Un señor bigotudo de Alemania me dice que la compasión es sinónimo de debilidad. Por otra parte, un bozudo argentino esboza que sueña con locos, muertos de hambre, finados y presidiarios. Ideas ajenas que calientan otros huesos.
El viernes, Valen me recordó mi más íntimo defecto. Hoy sé que el amarillo viste mi cuerpo, pero quizá en mayo sea solo la sombra de un color corroído por la cotidianidad, por los trajines del viento.
Hace tiempo que una canción me pregunta dónde se esconde la vida a llorar. Lo triste para ese rincón escondido es que yo lo olvidé, y tan solo lo encuentro cuando la felicidad me arroja a ese espacio conmovido.
Fui, ya no soy. Soy y ya no fui.
Un mango biche cae sobre la distancia que me separa de un indigente en medio de la Plaza de Bolívar. Piel ocre, zapato derecho, pie izquierdo desnudo. Él se pregunta qué hago leyendo con tanto ruido, yo me pregunto por qué está descalzo de un solo lado. Más adelante abrazo a mamá sobre la carrera cuarta, y otro indigente me mira y me aconseja, ámela y cuídela. Pienso en sus erratas, soy débil.
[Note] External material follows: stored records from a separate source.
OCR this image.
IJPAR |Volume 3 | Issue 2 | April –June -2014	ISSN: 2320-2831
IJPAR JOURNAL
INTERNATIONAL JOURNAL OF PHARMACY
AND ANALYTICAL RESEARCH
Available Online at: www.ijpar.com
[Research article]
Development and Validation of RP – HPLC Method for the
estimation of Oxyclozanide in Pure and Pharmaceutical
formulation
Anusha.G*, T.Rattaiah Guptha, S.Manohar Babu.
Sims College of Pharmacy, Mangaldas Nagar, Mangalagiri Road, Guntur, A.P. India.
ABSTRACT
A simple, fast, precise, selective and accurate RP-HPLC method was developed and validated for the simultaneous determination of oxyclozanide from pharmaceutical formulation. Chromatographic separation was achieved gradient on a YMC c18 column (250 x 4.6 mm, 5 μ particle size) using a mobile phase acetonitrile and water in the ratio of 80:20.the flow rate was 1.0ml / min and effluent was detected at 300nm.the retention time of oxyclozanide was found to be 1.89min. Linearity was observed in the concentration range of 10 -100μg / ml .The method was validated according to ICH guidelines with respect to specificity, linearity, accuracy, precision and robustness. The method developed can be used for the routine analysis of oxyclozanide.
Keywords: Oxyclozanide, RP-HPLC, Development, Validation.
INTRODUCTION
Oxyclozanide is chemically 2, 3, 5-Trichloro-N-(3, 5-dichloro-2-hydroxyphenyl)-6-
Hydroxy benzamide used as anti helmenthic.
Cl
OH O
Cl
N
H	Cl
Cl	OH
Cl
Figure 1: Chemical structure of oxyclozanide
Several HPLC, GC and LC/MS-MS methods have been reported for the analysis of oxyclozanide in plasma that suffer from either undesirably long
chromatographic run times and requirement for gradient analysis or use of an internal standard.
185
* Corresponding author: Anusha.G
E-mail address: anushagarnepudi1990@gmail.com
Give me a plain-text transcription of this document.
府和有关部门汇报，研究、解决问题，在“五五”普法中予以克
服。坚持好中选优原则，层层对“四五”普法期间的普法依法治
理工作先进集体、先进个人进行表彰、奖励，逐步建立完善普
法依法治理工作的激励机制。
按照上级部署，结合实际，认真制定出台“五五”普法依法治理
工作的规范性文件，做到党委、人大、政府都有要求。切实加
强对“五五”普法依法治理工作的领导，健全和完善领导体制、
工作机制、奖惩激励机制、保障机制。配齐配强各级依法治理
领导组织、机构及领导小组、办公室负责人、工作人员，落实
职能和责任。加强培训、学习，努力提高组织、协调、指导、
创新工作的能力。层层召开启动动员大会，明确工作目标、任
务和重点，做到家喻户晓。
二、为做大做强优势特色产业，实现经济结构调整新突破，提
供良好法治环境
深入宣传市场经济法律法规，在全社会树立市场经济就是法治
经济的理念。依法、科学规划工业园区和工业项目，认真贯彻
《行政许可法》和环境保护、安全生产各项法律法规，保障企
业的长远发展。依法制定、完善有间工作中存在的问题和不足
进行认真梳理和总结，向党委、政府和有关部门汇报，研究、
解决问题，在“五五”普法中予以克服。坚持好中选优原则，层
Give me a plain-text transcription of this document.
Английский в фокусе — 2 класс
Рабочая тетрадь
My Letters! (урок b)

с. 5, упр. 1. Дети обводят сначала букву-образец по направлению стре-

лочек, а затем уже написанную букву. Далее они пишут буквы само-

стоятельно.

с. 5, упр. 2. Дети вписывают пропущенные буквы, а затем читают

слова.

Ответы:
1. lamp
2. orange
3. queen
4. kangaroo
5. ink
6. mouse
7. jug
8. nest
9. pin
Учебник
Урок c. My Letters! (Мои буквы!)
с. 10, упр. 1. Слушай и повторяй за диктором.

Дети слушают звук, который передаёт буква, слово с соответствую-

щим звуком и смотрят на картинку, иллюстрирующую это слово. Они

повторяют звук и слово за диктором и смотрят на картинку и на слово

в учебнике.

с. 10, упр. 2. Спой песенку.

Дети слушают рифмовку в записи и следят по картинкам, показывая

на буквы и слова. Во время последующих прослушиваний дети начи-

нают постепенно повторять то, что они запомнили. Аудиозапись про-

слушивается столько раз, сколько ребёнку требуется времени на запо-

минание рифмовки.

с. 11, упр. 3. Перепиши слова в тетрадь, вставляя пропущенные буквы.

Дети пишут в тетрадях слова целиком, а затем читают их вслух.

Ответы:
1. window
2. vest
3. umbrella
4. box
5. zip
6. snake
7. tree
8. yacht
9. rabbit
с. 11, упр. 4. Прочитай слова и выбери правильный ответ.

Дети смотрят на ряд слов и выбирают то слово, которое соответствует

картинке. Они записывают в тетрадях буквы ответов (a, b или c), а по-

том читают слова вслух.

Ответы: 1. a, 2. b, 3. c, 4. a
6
Hoy descubrí la miel de las alstroemerias. Pétalos de sangre, glóbulos dulces. También vi los chachafrutos, ahora deben tiritar de frío sobre las sinuosidades del Alto del Nudo.
En esta consecución de días, ideas y recuerdos, ella ha estado presente, como si mi espalda fuera la continuación de su mirada. Me siento espiado por sus ojos de días soleados.